The Birthday Honours list last Saturday contained only one honour for a dental professional an MBE for Sue Greening.
In the words of her local paper she ‘played a key role in the strengthening of community dental services, and of those for disabled people, in Wales.’ She became a consultant in the new speciality of special care dentistry in 2009. She has also been BDA President.
But she was the only recipient. As one of my correspondents pointed out to me over the weekend, this was a ‘very thin round of Honours for dentistry'.
Speaking in the House of Commons in 1944 (Sir) Winston Churchill said: ‘The object of presenting medals, stars, and ribbons is to give pride and pleasure to those who have deserved them.’
Nearly 70 years later, is this still true? When I received my honour in 2002, there were certainly some who wondered what I had done to deserve it. Others thought they should have received one before me. So, how are recipients chosen?
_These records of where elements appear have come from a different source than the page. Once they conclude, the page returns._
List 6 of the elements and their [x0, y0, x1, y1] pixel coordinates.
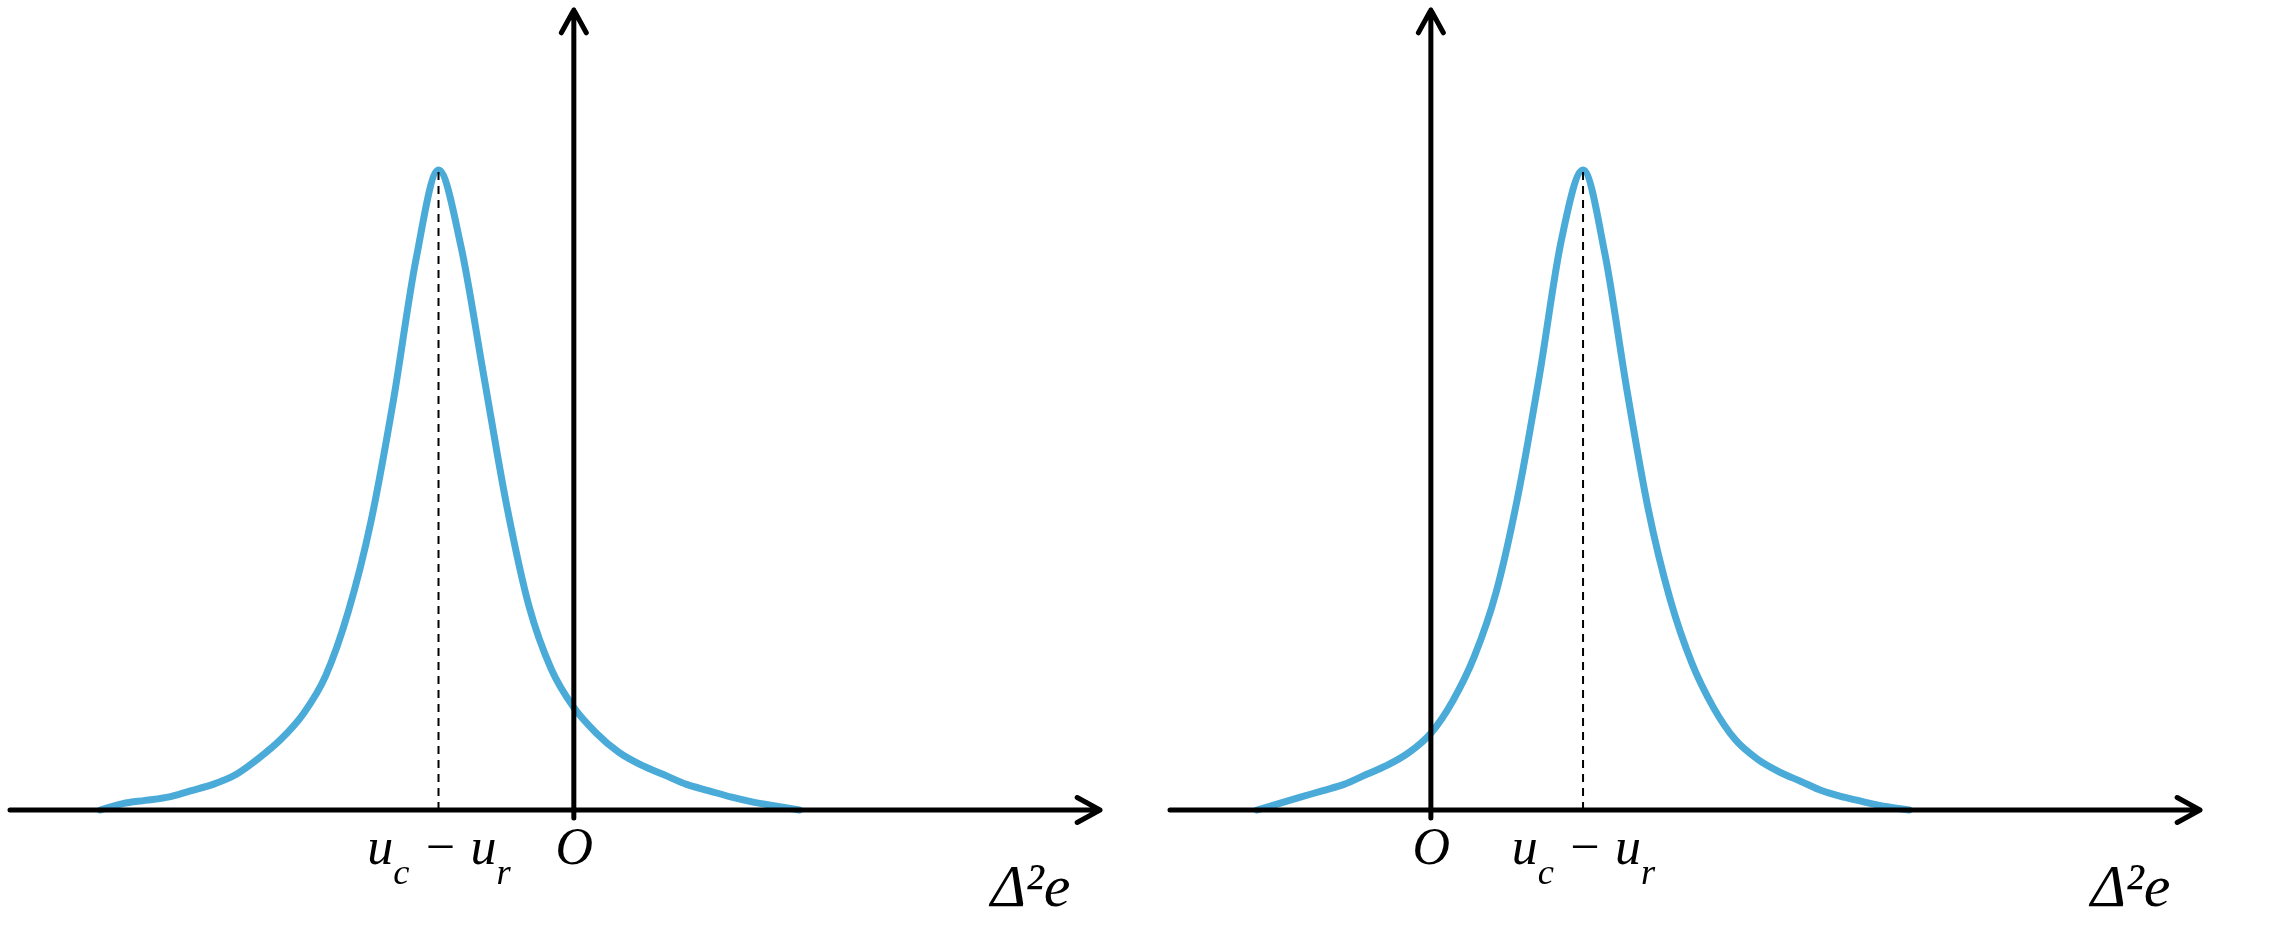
x-axis-title: Δ²e — [988, 852, 1071, 919]
x-tick-label: O — [1412, 817, 1451, 875]
x-axis-title: Δ²e — [2088, 852, 2171, 919]
x-tick-label: u$_{c}$ − u$_{r}$ — [367, 817, 512, 892]
x-tick-label: O — [555, 817, 594, 875]
x-tick-label: u$_{c}$ − u$_{r}$ — [1511, 817, 1657, 892]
The first lesson to be learned is that a ‘gong’ no longer automatically goes with the job.
Secondly, anyone can nominate anyone else. You simply go to the Cabinet Office website, download nomination papers, fill them up saying what a great guy your mate is and get at least two others who will support the nomination. Send it off and hope for the best.
They reward people for public service, which the Department of Health has always interpreted as NHS rather than private dentistry.
The Department has an Honours committee and this decides how the allocation for health should be divided up among the competing claims. Then on it goes to the Honours Committee at the Cabinet Office who decides who goes on the final list. Then six weeks before the day the proposed recipient is sent a letter from No 10 asking them to confirm they will accept it. Finally, twice a year the lists are announced.
That’s the system; is it fair? In a way, it never can be. There are too many who deserve an honour who will be disappointed. To return to Churchill’s speech, he said ‘All that is possible is to give the greatest satisfaction to the greatest number and to hurt the feelings of the fewest.’